Chilling at the Chillar

I feel like a movie character, like James Franco in 127 Hours, exploring nature for the sheer beauty of the experience.

The adventure begins with not being able to find the entrance. It's one of those "in the know" scenarios, as it's not signpsoted where to park or access the main entrance to the Rio Chillar hike. It's less than ten minutes from the coastal town of Nerja.

Rio Chillar

However, I persevere as, well, nothing ever happens when you give up a the first hurdle.

I am rewarded. Passing the families with small kids and aging hipsters afraid of getting their shoes wet, it doesn't take long before I am inside a gorge of nature's delights. No sounds of cars, just a light breeze and water flowing easily.

Walking along the river bed, enjoying the dappled shade of cool (not cold) fresh touch of the rio as I cross its flow. The bed deepens and soon it is up to my knees, and then surprise, a natural waterfall cascades down the side of the gorge, greeting walkers as if to say "yes, it's really worth it to keep going; you will find more beauty to follow".

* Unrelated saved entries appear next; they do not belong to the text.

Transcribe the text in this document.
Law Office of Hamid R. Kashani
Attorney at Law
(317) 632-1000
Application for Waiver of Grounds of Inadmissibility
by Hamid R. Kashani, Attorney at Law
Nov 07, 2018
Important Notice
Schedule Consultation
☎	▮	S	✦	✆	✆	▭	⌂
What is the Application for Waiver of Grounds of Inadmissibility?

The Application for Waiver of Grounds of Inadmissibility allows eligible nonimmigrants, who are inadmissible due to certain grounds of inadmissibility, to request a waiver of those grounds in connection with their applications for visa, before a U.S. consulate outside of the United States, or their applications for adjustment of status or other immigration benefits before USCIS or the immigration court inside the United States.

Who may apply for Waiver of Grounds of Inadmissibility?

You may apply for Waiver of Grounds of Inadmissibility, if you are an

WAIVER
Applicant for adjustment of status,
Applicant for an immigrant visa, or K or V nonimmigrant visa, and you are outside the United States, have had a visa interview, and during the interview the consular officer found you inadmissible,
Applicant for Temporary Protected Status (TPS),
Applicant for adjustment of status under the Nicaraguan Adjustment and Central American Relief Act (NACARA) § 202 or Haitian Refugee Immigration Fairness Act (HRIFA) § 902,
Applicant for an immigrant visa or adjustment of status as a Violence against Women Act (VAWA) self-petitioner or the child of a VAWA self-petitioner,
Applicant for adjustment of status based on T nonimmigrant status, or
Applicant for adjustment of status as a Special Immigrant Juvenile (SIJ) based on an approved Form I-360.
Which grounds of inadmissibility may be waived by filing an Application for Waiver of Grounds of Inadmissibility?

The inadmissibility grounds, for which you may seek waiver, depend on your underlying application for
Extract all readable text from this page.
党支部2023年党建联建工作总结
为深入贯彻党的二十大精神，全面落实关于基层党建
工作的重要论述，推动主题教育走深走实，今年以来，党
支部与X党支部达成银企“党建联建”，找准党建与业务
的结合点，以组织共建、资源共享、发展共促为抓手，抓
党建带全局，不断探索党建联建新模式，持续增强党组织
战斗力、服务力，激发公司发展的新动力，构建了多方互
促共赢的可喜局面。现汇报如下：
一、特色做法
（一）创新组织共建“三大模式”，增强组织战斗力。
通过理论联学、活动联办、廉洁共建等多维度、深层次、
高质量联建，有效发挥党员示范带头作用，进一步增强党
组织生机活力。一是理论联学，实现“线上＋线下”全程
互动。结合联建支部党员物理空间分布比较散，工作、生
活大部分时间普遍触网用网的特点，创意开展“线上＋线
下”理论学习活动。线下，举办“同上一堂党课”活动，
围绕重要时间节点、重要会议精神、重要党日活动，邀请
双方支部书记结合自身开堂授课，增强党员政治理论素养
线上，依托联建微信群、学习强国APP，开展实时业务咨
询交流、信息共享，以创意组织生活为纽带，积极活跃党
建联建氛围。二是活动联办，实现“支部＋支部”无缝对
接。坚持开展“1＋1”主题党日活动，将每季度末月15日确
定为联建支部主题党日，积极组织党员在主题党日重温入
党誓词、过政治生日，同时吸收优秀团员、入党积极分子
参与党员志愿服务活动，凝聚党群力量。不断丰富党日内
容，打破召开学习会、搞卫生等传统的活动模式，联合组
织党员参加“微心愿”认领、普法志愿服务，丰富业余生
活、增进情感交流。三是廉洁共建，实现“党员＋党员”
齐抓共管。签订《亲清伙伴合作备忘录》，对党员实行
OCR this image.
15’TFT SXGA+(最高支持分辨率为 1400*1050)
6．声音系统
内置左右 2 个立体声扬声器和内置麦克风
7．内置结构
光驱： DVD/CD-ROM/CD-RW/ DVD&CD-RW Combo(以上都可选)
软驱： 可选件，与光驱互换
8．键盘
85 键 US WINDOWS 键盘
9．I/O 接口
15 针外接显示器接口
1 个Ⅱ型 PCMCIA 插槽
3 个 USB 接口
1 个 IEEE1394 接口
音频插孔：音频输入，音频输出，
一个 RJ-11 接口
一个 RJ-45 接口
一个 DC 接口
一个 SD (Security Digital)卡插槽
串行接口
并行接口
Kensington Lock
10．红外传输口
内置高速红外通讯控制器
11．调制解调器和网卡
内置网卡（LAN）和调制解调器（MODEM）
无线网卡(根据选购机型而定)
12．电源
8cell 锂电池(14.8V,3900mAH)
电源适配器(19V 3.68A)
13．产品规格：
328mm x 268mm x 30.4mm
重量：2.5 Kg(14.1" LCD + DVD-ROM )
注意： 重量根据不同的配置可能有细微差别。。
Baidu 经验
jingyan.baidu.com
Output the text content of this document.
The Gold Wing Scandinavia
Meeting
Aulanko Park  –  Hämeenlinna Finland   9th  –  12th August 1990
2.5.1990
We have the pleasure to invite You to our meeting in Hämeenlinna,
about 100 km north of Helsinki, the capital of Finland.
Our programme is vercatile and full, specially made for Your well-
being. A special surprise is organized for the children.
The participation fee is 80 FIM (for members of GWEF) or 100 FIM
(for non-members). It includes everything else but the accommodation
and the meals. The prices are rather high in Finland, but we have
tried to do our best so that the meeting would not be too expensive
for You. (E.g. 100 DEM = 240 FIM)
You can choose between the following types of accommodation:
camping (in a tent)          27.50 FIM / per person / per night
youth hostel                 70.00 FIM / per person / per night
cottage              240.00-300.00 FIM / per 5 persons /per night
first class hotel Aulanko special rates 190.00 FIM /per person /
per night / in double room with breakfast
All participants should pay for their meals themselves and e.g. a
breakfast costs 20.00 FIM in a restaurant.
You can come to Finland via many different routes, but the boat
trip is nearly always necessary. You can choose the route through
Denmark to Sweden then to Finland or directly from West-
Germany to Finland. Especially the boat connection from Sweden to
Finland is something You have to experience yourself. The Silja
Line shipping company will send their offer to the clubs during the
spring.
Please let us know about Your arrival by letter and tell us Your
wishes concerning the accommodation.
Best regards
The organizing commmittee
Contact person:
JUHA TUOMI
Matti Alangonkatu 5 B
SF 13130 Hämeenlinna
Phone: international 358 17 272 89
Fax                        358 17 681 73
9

Rio ChillarI continue. The water deepens. The gorge narrows and all the movie characters take hold of my consciousness. The steps more treacherous, one after the other, the shade almost cavernous. And then a noise, water gushing. I round a bend, towards sunlight.

Cascading water over rocks, natural flow and at the top a still pool gently ebbing, bound by the nautral stone damn, inviting visitors to swim.